Le Cloud est à l'informatique ce que l'électricité était aux industries au début du XXème siècle. Les usines ont externalisé leur production d'électricité pour se focaliser sur leur coeur de métier et ainsi gagner en productivité.
De même, le Cloud n'est qu'une simple évolution des techniques mais permet aujourd'hui une révolution des pratiques.
L'intérêt pour les entreprises est de confier (externaliser) tout ou partie de leur infrastructure réseau ainsi qu'un savoir-faire (maintenance, sécurité, exploitation, conseil...) à des prestataires spécialisés, qui s'occupent de la gestion informatique des entreprises.
Les avocats ne sont pas des informaticiens ! Sauf exception, la plupart des avocats n'ont qu'une compréhension sommaire de l'informatique, et n'ont guère le temps pour "bidouiller" leur machine, gérer leur sécurité, mettre en place des infrastructures... Le Cloud permet de déléguer ces tâches à un "autre" qui en assumera la responsabilité.

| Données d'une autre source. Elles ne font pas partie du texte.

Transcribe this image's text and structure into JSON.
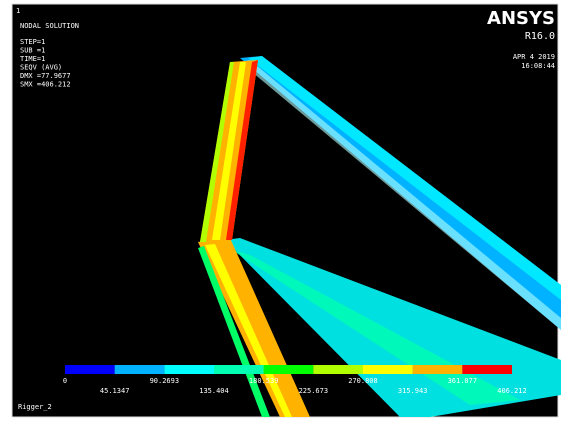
{
  "header": {
    "window_number": "1",
    "title": "NODAL SOLUTION",
    "lines": [
      "STEP=1",
      "SUB =1",
      "TIME=1",
      "SEQV     (AVG)",
      "DMX =77.9677",
      "SMX =406.212"
    ]
  },
  "brand": {
    "name": "ANSYS",
    "version": "R16.0",
    "date": "APR  4 2019",
    "time": "16:08:44"
  },
  "legend": {
    "labels": [
      "0",
      "45.1347",
      "90.2693",
      "135.404",
      "180.539",
      "225.673",
      "270.808",
      "315.943",
      "361.077",
      "406.212"
    ],
    "colors": [
      "#0000ff",
      "#00b2ff",
      "#00ffff",
      "#00ffb2",
      "#00ff00",
      "#b2ff00",
      "#ffff00",
      "#ffb200",
      "#ff0000"
    ]
  },
  "footer": {
    "model_name": "Rigger_2"
  }
}
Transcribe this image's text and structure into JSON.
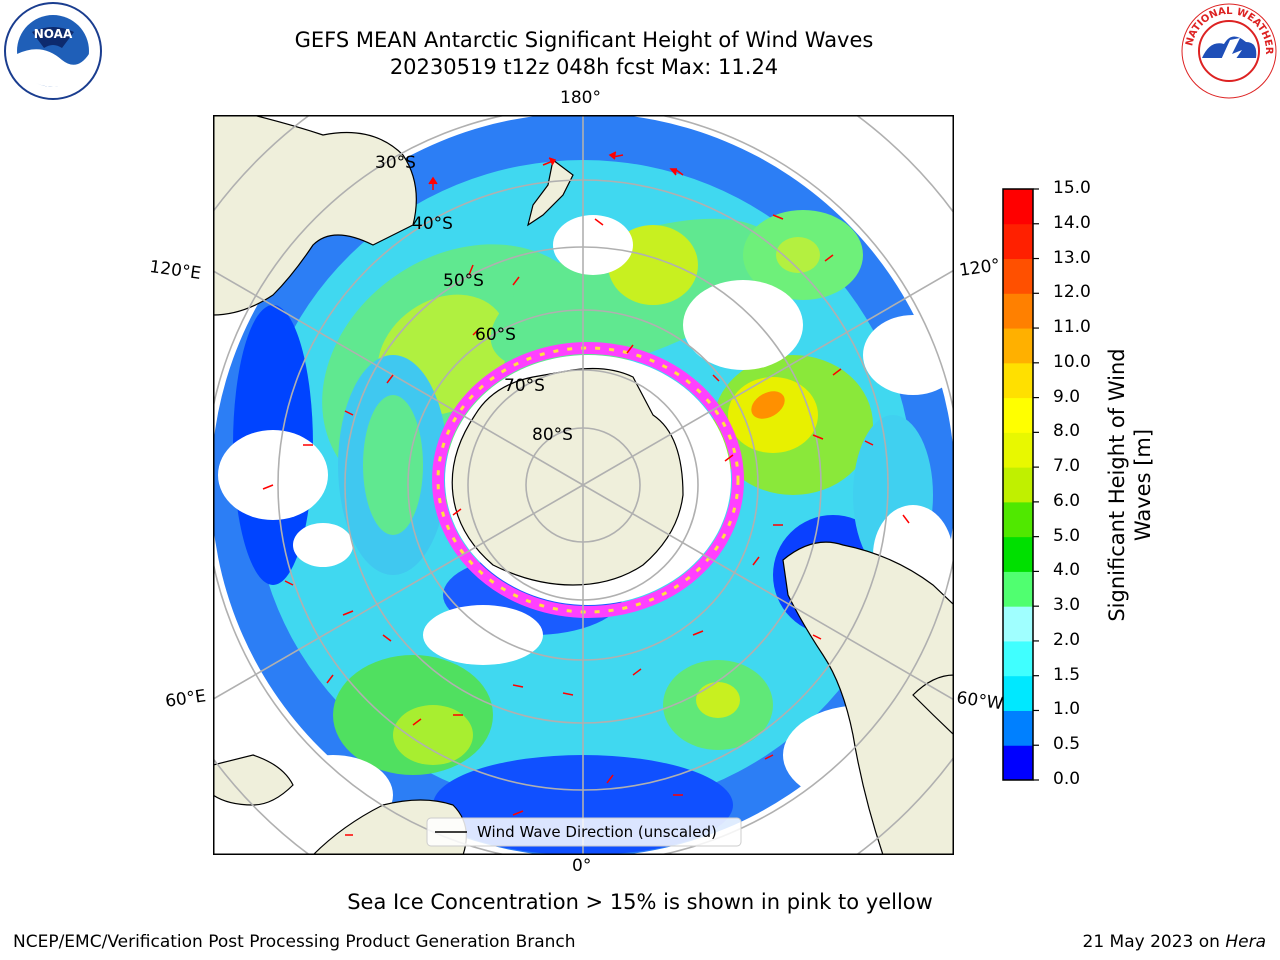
{
  "title": {
    "line1": "GEFS MEAN Antarctic Significant Height of Wind Waves",
    "line2": "20230519 t12z 048h fcst   Max: 11.24"
  },
  "logos": {
    "left": "noaa-logo",
    "left_text": "NOAA",
    "right": "nws-logo",
    "right_text": "NATIONAL WEATHER SERVICE"
  },
  "map": {
    "projection": "south polar stereographic",
    "lat_labels": [
      "30°S",
      "40°S",
      "50°S",
      "60°S",
      "70°S",
      "80°S"
    ],
    "lon_labels": {
      "top": "180°",
      "bottom": "0°",
      "left_upper": "120°E",
      "left_lower": "60°E",
      "right_upper": "120°",
      "right_lower": "60°W"
    },
    "legend": "Wind Wave Direction (unscaled)",
    "colors": {
      "land": "#efefdb",
      "grid": "#b0b0b0",
      "arrow": "#ff0000",
      "ice": "#ff40ff"
    }
  },
  "colorbar": {
    "label_line1": "Significant Height of Wind",
    "label_line2": "Waves [m]",
    "ticks": [
      "0.0",
      "0.5",
      "1.0",
      "1.5",
      "2.0",
      "3.0",
      "4.0",
      "5.0",
      "6.0",
      "7.0",
      "8.0",
      "9.0",
      "10.0",
      "11.0",
      "12.0",
      "13.0",
      "14.0",
      "15.0"
    ],
    "colors": [
      "#0000ff",
      "#0080ff",
      "#00e8ff",
      "#40ffff",
      "#a0ffff",
      "#50ff70",
      "#00e000",
      "#50e800",
      "#c0f000",
      "#e8f800",
      "#ffff00",
      "#ffe000",
      "#ffb000",
      "#ff8000",
      "#ff5000",
      "#ff2000",
      "#ff0000"
    ]
  },
  "footer": {
    "note": "Sea Ice Concentration > 15% is shown in pink to yellow",
    "credit_left": "NCEP/EMC/Verification Post Processing Product Generation Branch",
    "credit_date": "21 May 2023 on ",
    "credit_machine": "Hera"
  }
}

La plupart des grands cabinets l'ont compris et nombreux sont ceux qui font appel à ces services "clés en mains" adaptés à leurs besoins.
Pour les plus petits cabinets, il est important de comprendre que les solutions Cloud présentent également de nombreux intérêts :
- elles sont simples à mettre en oeuvre en l'absence de compétences informatiques pointues en interne ;
- elles ont un coût proportionné à l'utilisation, permettant de disposer d'outils informatiques puissants réservés traditionnellement aux cabinets de plus grande taille ;
- elles correspondent au souci d'accessibilité que réclame la profession. Par le biais d'une connexion internet, l'avocat peut avoir accès à l'ensemble de ses dossiers et correspondances clients depuis son domicile ou son smartphone ;
- elles sont très flexibles et adaptables, ce qui correspond à une attente des avocats.

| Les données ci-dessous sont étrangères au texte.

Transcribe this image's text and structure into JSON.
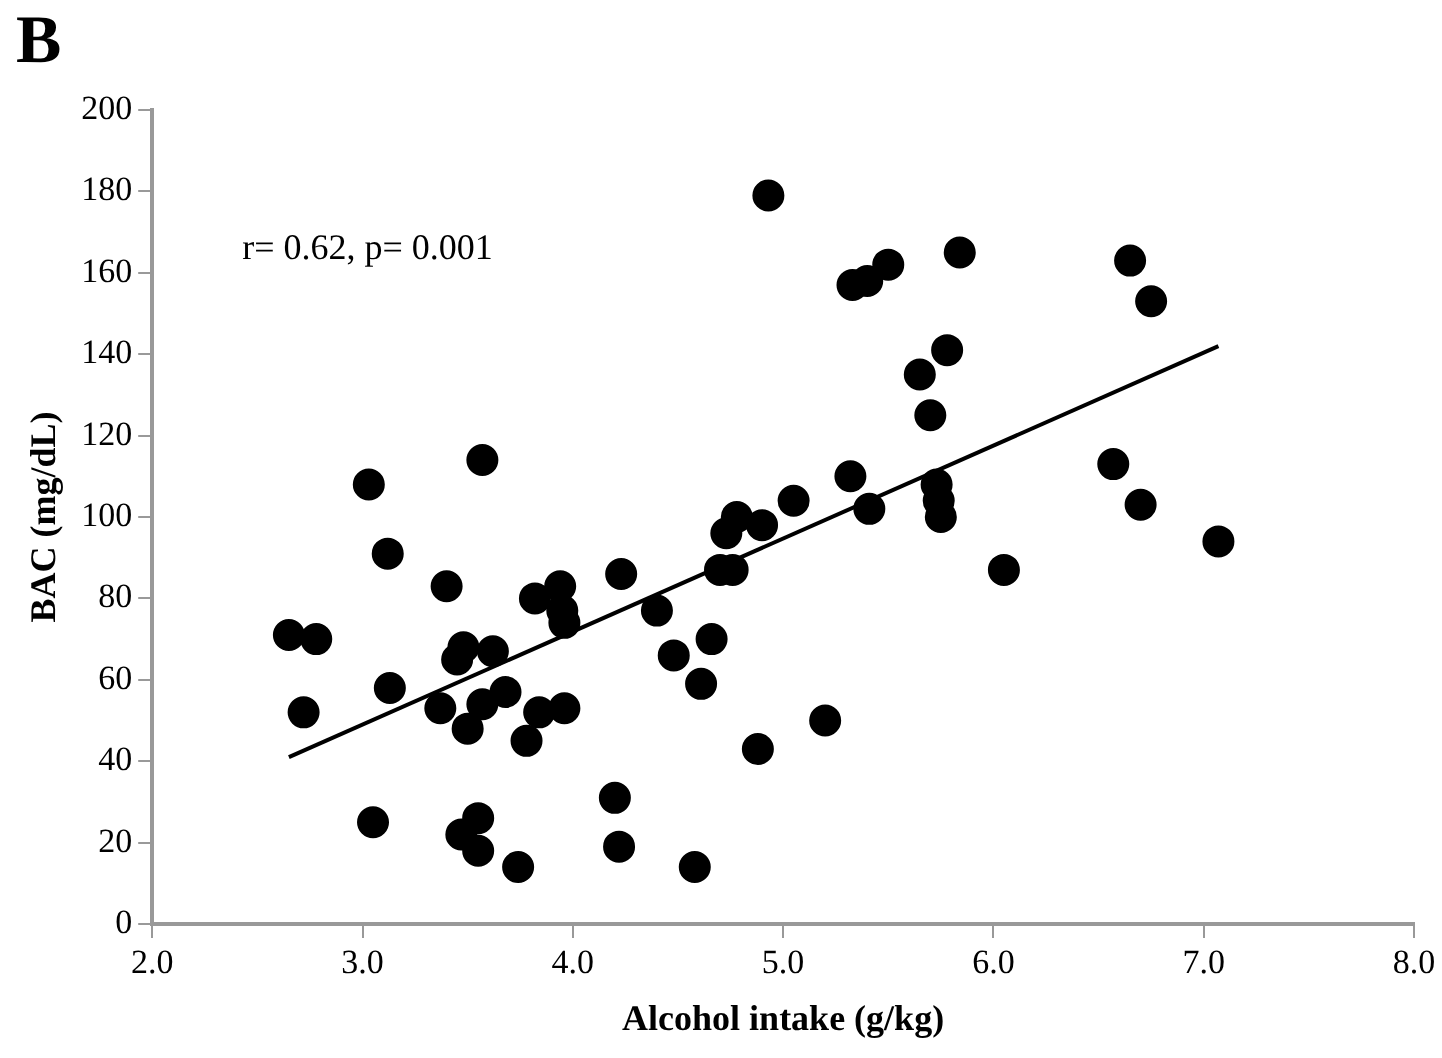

Pourtant le Cloud computing peut faire peur car la déontologie pose certains freins à son utilisation.
II - Risques identifiés du Cloud
Le Cloud génère une variété de risques au regard des données confidentielles de l'avocat :
- risques de divulgation et de perte des données par les prestataires ;
- risques de données conservées par le prestataire à l'arrêt du service ;
- risques de non réversibilité.
Techniquement, dans les solutions Cloud, les données sont confiées à un seul prestataire. Toutefois, ce même prestataire, pour fournir sa prestation, peut éventuellement se servir d'infrastructures, de services et de logiciels qui appartiennent à d'autres fournisseurs.
Juridiquement, les chaînes contractuelles et les problématiques de responsabilité liées aux transferts sont donc complexes.
Physiquement, les serveurs de ces prestataires peuvent être situés en dehors de nos frontières et les données réparties sur plusieurs serveurs dans le monde.
Or, de nombreux pays ont des réglementations "informatique et libertés" plus laxistes que la France.
Ainsi, aux Etats-Unis, le Patriot Act permet aux autorités d'avoir accès aux données hébergées par toute entreprise américaine, et ce, même en dehors de leur territoire.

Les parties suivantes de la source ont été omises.